What’s just as important as making good craft beer? Making sure it is available to the people who want to enjoy it.
Ever since the repeal of Prohibition in 1933, there has been a three-tier system of distribution for alcoholic products in the United States, overseen by the U.S. government.
The first tier is the supplier or producer—in the case of beer, a brewery. The second tier is the distributor or wholesaler, which purchases the product from the supplier, and then sells it to those in the third tier: the retailer—bars, restaurants and stores that sell the delicious products to consumers.
However, a new company is looking to disrupt this 80-plus-year-old distribution paradigm.
Liberation Distribution, aka LibDib, is offering what it calls the first three-tier web-based distribution platform. LibDib creates an opportunity for makers and retailers to work together directly—thus giving restaurants, bars and stores access to a larger variety of boutique craft libations.
Launched on March 22, the San Jose-based company has more than 250 accounts in California thus far, and has moved on to New York.
What prompted you to start LibDib?
It’s really crazy, all of the industry consolidation that’s happening. … I spent 20 years in the wine business, managing wholesalers. … Every year, I would make numbers, but a distributor of mine would go out of business, or they’d get acquired, and then we would be at the bottom of the wrung at a giant distributor. It was like pulling teeth.
I had a little too much to drink one night when I was with my dad, who was my boss at the time. I was working at our family’s winery, and I said, “Ya know, you can’t do this based on the industry’s conditions. How can we be successful?”
When you take control of your own destiny, as a sales person, as a brand—that is when you can be successful. When you have a distributor in between that is beholden to larger companies … (you’re) not going to be top of mind.
My whole goal is to learn how we can facilitate legal three-tier sales. That’s really important: We are part of the three-tier system. But how can we enable small breweries, wineries and distilleries to do business with other small businesses—grocery stores, bars and restaurants—where there are thousands and thousands of them, without a giant company in between?
We built a two-sided web platform. For the maker, what we call our supplier, they can go in and put of all their materials online. … As a distributor, we collect the money.

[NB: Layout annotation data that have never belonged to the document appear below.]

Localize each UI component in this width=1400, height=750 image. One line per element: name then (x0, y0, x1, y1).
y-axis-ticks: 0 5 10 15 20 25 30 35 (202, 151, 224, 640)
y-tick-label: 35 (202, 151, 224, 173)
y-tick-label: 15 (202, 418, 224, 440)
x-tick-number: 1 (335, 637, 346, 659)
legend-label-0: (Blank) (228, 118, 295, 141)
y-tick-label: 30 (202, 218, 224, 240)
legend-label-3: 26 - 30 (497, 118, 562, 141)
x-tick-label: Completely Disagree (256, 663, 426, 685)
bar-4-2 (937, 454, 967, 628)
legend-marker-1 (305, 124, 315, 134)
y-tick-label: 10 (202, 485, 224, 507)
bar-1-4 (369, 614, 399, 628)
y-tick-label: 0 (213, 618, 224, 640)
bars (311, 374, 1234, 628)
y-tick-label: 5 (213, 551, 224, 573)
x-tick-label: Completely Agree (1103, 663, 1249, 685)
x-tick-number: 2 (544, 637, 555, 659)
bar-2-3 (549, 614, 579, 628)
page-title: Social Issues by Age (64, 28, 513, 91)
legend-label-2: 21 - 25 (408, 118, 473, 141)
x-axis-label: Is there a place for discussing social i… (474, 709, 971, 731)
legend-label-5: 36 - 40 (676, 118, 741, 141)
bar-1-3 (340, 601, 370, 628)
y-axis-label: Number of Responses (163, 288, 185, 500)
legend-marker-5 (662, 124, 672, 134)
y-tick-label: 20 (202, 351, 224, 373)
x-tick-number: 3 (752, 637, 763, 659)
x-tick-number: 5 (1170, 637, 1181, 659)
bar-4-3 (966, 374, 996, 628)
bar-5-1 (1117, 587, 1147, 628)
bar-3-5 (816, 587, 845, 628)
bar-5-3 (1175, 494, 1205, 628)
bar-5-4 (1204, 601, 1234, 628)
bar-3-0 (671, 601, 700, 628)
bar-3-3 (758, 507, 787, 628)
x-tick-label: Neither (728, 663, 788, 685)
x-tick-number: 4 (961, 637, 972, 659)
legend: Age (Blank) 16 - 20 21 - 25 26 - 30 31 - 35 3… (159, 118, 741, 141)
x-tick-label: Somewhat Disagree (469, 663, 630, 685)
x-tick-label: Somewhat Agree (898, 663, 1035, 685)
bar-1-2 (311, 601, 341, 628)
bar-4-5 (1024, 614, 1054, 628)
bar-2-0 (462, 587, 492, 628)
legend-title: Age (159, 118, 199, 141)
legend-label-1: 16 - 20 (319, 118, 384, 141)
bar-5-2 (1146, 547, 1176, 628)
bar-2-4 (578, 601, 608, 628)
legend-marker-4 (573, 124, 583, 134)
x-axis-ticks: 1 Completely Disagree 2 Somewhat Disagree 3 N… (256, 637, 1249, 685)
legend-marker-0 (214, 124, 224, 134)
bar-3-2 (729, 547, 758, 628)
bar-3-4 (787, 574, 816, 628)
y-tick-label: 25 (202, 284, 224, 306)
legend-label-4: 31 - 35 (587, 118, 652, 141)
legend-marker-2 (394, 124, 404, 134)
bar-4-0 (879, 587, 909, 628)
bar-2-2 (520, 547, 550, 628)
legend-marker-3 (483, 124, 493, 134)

We pay the maker. We pay the taxes. We do all the things we have to do as a distributor. We take half the margin—that’s anywhere from 15 to 20 percent of whatever product you’re talking about. The maker is responsible for delivery.
It’s been really interesting so far. A couple of the breweries that we have, they were self-distributing. But now we’ve kind of brought them back into the three-tier system, because we’re taking care of a lot of the things that they don’t want to do: They want to go out and sell their brand. They want to make their beer. But they don’t want to collect. They don’t want to invoice. … We’re trying to make it easier for those guys, and we’re making it easier for the account side, because the accounts like to carry small-production craft products. But they don’t want to write 100 checks every month.
Small craft products don’t necessarily fit with the current model of distributors. (Distributors) are not going to make enough money on your brand, so why would they care? In working with us, you can have that direct fulfillment, but then still have the backend of the distributor—with one invoice and one check.
So, in essence, brewers are saving money and are able to get into more locations, without having to do the self-distribution work.
Exactly. A lot of breweries want to fulfill, because they want to have that complete control—over the temperature, over everything. But they don’t necessarily want to do all the other stuff the distributor does.
What’s your biggest group so far? Would it be restaurants, or bars, or retailers?
So far, it’s bars and bottle shops. We’re working on a couple of big deals. There’s a stadium that’s interested in working with us and having us get 15 or 20 taps—just totally unique, small-craft-beer stuff.
Have distribution companies taken notice yet?
Yes! I was very nervous about the wine and spirits folks, that they may not be happy about this. But for the most part, they’ve been pretty accepting. They recognize that with this consolidation, their bread and butter is their bigger suppliers. … Some of the little guys take away their time and effort from where they really make their money, so they like the idea.
How do you think you may ultimately affect the big beer buyouts? (Many small brewery owners are citing distribution struggles in their decisions to sell.)
There are so many small companies that need help with their distribution. I’m going after what I call the long tail of the industry—the (breweries) that couldn’t get distribution, even if they wanted it.
This is a totally different vertical, but do you consider yourself to be in any way similar to Airbnb?
In terms of posting your things once, and having people from all over the world able to see it, yes. It’s definitely like the Airbnb of alcohol distribution. It’s funny: (Venture capitalists) around here will tell us, “Don’t tell us you’re the Airbnb of anything.” But it gives people an idea. You can go in; you post your product; and buyers can see it and purchase it legally.